Protesters in Sri Lanka enter prime minister's office, demand he quit

Protesters in Sri Lanka enter prime minister's office, demand he quit

It comes hours after president flees country amid protests over economic crisis

By Busra Nur Cakmak

ANKARA (AA) – Protesters in Sri Lanka's capital Colombo on Wednesday stormed the prime minister's office, demanding his resignation amid a crippling economic crisis, local media reported.

It came hours after President Gotabaya Rajapaksa fled the country, as protests are sweeping the South Asian country due to the economic crisis which has spiraled into a political chaos.

Prime Minister Ranil Wickremesinghe, who was appointed acting president, in a televised public address, ordered the military to "restore order" and called on protesters to cooperate with authorities.

"We can't tear up our Constitution. We can't allow fascists to take over. We must end this fascist threat to democracy," Wickremesinghe said, according to Tamil Guardian news site.

Sri Lanka's embattled president fled the country on a military jet early Wednesday, according to several reports citing unnamed local officials.

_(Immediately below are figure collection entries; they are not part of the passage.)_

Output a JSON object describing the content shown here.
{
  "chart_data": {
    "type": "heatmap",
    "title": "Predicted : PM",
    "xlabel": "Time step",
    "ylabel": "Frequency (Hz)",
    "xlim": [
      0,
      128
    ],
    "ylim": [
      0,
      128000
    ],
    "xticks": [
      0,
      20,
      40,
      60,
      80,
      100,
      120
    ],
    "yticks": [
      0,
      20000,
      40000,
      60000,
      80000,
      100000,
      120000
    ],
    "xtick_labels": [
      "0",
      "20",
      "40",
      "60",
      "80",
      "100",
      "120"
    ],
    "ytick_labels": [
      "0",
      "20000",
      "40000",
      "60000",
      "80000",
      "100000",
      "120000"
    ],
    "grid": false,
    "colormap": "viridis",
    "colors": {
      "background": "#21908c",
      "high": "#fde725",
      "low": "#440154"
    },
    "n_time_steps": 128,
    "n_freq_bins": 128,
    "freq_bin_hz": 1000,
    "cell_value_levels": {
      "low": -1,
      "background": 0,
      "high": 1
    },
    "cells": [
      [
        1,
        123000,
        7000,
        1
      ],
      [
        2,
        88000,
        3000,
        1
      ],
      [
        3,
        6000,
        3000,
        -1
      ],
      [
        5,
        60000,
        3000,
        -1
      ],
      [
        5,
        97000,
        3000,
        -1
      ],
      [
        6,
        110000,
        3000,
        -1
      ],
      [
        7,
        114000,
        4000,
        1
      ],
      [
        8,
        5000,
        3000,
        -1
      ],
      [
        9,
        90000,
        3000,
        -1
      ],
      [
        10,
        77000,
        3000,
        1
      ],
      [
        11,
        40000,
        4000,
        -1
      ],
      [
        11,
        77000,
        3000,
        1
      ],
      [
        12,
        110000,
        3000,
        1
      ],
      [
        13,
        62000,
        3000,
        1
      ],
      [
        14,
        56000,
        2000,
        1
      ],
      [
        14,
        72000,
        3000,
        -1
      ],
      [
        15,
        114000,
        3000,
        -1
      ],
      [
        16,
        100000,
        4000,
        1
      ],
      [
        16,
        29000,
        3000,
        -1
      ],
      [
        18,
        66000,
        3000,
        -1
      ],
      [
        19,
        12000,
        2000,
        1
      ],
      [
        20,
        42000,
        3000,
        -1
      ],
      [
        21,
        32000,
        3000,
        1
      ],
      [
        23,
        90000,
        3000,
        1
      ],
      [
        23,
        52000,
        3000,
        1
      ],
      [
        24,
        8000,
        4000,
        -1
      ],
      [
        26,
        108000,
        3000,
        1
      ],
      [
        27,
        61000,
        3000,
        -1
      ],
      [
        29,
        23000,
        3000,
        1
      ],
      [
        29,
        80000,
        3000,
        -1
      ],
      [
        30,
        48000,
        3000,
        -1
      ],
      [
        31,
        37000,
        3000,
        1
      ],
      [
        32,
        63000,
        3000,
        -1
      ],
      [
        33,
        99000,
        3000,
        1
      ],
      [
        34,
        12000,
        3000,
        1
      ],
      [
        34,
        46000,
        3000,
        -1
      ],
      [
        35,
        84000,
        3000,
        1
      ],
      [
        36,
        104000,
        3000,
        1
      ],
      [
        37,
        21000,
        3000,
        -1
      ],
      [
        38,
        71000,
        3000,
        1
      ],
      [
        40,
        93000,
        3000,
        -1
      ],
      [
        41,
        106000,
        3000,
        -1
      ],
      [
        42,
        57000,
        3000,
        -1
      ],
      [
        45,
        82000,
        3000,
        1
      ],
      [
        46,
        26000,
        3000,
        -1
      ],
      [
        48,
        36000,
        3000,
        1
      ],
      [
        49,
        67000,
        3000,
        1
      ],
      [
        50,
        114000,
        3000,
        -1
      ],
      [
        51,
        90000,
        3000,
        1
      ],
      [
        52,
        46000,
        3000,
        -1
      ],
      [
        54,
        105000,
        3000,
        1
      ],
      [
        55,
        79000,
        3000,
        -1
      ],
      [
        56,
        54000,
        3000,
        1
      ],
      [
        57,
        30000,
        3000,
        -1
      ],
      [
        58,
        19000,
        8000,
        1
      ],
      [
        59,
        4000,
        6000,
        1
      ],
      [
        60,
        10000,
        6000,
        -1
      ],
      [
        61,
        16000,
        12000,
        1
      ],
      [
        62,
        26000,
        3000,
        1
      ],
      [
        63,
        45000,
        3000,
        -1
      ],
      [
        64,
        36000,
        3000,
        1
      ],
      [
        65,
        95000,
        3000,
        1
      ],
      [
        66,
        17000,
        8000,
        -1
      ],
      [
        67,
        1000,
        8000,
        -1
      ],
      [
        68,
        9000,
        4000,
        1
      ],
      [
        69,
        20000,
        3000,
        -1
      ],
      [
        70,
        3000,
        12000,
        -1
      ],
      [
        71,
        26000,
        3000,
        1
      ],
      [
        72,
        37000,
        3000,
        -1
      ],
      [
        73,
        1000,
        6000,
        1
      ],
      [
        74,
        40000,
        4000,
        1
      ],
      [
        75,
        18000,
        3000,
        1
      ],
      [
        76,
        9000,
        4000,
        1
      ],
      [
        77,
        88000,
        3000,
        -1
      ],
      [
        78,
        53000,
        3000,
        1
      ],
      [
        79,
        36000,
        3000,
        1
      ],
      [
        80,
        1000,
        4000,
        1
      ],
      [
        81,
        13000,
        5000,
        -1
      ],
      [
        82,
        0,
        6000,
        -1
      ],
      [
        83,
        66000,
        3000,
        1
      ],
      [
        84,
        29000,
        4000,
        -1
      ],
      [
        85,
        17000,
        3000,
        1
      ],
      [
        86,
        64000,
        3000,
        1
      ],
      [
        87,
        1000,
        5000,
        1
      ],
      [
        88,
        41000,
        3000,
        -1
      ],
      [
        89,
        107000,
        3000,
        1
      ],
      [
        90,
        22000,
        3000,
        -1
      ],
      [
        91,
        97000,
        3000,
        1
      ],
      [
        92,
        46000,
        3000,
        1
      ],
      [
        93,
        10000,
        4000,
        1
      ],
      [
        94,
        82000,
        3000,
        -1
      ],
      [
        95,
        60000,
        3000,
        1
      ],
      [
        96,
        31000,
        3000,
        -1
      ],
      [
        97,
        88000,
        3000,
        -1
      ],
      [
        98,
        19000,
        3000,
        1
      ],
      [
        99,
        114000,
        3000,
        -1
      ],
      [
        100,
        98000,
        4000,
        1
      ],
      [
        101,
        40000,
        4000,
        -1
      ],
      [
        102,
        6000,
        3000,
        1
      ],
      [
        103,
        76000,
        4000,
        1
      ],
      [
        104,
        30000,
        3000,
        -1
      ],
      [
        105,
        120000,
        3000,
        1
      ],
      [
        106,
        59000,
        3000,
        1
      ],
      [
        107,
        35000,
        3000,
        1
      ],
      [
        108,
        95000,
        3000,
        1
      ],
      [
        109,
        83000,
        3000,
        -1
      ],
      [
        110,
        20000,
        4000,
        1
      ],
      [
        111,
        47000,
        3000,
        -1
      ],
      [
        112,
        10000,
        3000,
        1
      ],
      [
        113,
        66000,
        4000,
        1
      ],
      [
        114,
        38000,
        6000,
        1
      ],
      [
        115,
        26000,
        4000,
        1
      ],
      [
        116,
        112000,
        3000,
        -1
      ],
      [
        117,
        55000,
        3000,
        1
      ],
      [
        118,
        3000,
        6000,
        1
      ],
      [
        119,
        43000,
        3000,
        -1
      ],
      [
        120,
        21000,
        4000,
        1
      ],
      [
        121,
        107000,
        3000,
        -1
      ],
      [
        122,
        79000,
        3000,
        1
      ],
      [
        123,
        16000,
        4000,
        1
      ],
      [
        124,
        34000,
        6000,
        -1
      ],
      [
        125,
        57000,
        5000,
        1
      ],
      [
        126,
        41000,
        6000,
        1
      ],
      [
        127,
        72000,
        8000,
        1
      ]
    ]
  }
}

Rajapaksa, his wife and a bodyguard landed in the Maldives, Tamil Guardian said, citing Sri Lankan officials.

Amid mass protests in the wake of a worsening economic crisis, Sri Lanka's Parliament Speaker Mahinda Yapa Abeywardena said Saturday that the president would resign on July 13.

The development came after thousands of protesters stormed the presidential palace in Colombo and also set fire to the prime minister's home.

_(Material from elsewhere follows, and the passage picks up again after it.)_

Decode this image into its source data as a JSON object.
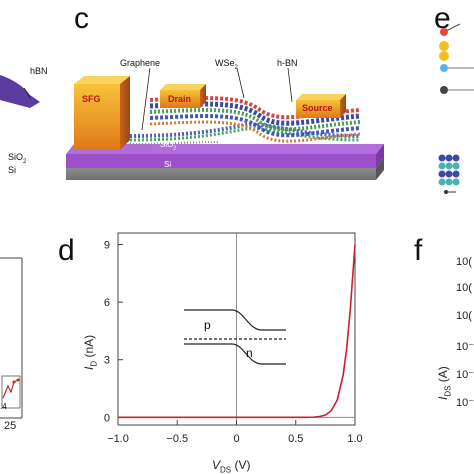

Wickremesinghe also agreed on Saturday to resign after the formation of an all-party government.

Protesters have blamed Rajapaksa's political dynasty for the crisis. Mahinda Rajapaksa, a brother of the president, resigned as prime minister in May.

Crippled by a shortage of foreign exchange after the collapse of its tourism-dependent economy, the island nation of 22 million people has defaulted on all of its foreign debt.

It has been unable to pay for fuel and other essentials, resulting in anti-government protests. A lack of fuel to run power stations has in turn led to daily power cuts. Schools have been shut and state employees have been asked to work from home.

The government is negotiating with the International Monetary Fund for a bailout package.